The MMMA became effective in December of 2008. The named defendants obtained physician certifications for medical marihuana in March of 2009; however, the Department of Community Health did not begin issuing registry identification cards until April of 2009. The prosecution contended that in order for defendants to invoke the MMMA's affirmative defense, they must possess the registry identification card mandated by Section 4 of the Act.

 

The Court of Appeals disagreed. While "qualifying patients" are required to possess a registry identification card to receive the protections of Section 4, "patients" are entitled to assert the MMMA affirmative defense without possessing such identification.

 

A "patient" must satisfy three elements to be shielded from criminal prosecution under the MMMA's affirmative defense:

 

The patient must obtain a physician's statement acquired in the course of a bona fide physician-patient relationship, that the patient is likely to receive benefit from the medical use of marihuana to treat or alleviate the patient's serious or debilitating medical condition or symptoms thereof;

The patient must possess a quantity of marihuana not more than is reasonably necessary to ensure the uninterrupted availability of marihuana for the purpose of treating or alleviating the patient's serious or debilitating medical condition or symptoms thereof, and;

The patient must be engaged in the medical use of marihuana to treat or alleviate the patient's serious or debilitating medical condition or symptoms thereof.

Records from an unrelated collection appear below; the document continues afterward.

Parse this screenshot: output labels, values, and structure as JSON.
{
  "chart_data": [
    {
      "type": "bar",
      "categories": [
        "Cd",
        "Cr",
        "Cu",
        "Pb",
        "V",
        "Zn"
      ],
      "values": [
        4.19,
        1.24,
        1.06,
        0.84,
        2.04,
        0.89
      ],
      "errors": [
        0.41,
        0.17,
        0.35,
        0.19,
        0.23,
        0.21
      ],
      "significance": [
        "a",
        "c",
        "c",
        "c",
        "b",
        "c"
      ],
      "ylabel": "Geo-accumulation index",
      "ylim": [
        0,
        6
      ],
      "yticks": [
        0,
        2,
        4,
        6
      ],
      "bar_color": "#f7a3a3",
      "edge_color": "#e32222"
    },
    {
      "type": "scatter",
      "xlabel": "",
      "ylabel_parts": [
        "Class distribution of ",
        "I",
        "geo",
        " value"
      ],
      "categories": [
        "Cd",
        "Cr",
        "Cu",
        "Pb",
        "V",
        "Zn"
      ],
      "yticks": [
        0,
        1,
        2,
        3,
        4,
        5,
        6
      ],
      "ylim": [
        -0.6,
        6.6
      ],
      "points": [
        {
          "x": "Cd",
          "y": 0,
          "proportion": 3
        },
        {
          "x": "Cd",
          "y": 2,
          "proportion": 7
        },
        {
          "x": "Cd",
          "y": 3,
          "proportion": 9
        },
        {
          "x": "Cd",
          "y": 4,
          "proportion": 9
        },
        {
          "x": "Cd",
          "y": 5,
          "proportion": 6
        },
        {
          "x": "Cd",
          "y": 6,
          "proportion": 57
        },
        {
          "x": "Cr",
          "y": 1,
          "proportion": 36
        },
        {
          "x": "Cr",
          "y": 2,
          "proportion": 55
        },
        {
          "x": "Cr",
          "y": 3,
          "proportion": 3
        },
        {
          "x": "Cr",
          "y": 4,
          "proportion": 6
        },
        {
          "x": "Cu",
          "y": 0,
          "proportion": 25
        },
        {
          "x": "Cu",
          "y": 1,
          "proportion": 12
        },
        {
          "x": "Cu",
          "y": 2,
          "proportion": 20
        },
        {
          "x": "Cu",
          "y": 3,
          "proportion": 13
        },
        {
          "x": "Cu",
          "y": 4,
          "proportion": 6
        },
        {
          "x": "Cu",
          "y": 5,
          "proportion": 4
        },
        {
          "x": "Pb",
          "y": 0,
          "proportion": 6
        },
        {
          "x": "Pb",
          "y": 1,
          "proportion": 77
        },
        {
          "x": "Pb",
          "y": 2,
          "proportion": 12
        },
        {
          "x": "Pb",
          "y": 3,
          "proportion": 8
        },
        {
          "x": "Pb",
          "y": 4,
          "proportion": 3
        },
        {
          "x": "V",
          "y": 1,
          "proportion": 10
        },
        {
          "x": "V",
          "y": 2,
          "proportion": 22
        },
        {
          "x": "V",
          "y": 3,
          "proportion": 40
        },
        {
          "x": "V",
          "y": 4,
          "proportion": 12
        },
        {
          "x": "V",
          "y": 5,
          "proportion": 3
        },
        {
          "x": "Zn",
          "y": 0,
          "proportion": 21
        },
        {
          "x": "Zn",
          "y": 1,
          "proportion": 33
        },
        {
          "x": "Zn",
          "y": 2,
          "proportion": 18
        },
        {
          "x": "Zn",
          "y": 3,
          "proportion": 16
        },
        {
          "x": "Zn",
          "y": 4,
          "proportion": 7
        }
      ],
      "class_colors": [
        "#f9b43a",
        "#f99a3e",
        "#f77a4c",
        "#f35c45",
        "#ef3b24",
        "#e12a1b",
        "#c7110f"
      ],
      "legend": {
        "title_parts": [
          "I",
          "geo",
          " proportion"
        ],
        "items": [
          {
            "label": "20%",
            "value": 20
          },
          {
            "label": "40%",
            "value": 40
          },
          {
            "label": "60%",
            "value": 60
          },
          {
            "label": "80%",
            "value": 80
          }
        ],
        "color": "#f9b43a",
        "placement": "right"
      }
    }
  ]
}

The Court of Appeals found that the district court erred in concluding that defendants established the three criteria required for the affirmative defense.

 

Specifically, the Court of Appeals found that defendants failed to establish a bona fide physician-patient relationship. Noting that the certifying physician was employed for the sole purpose of writing medical marihuana recommendations, the court concluded that the facts at least raised an inference that the defendants saw the physician not for good-faith medical treatment, but rather, in order to obtain marihuana under false pretenses.

 

Next, the Court of Appeals found that there was insufficient evidence presented for the district court to conclude that the defendants possessed an amount of marihuana "not more than reasonably necessary." Defendants were found with 21 marihuana plants and approximately 1.5 ounces of marihuana. The district court concluded that because this amount, when divided between two defendants, was less than the maximum permissible under Section 4, the amount possessed by defendants was consistent with the affirmative defense.

 

The appellate court found that the amount permitted under Section 4 is not equivalent to the "reasonably necessary" amount under Section 8. And without any further evidence presented on this issue, the district court erred by concluding the affirmative defense was established as a matter of law.

 

Finally, the Court of Appeals found that the defendants failed to establish whether they had a serious or debilitating medical condition. The certifying physician only stated defendants suffered from pain and nausea and never specifically identified an underlying condition. The Court noted that "without knowing the nature of defendants' medical conditions, it is not possible to determine whether they are 'serious.'"

 

Judge O'Connell issued a concurring opinion that attempted to "cut through the haze surrounding the [MMMA]." This opinion largely included the interpretation of MMMA provisions outside the context of the specific facts before the court.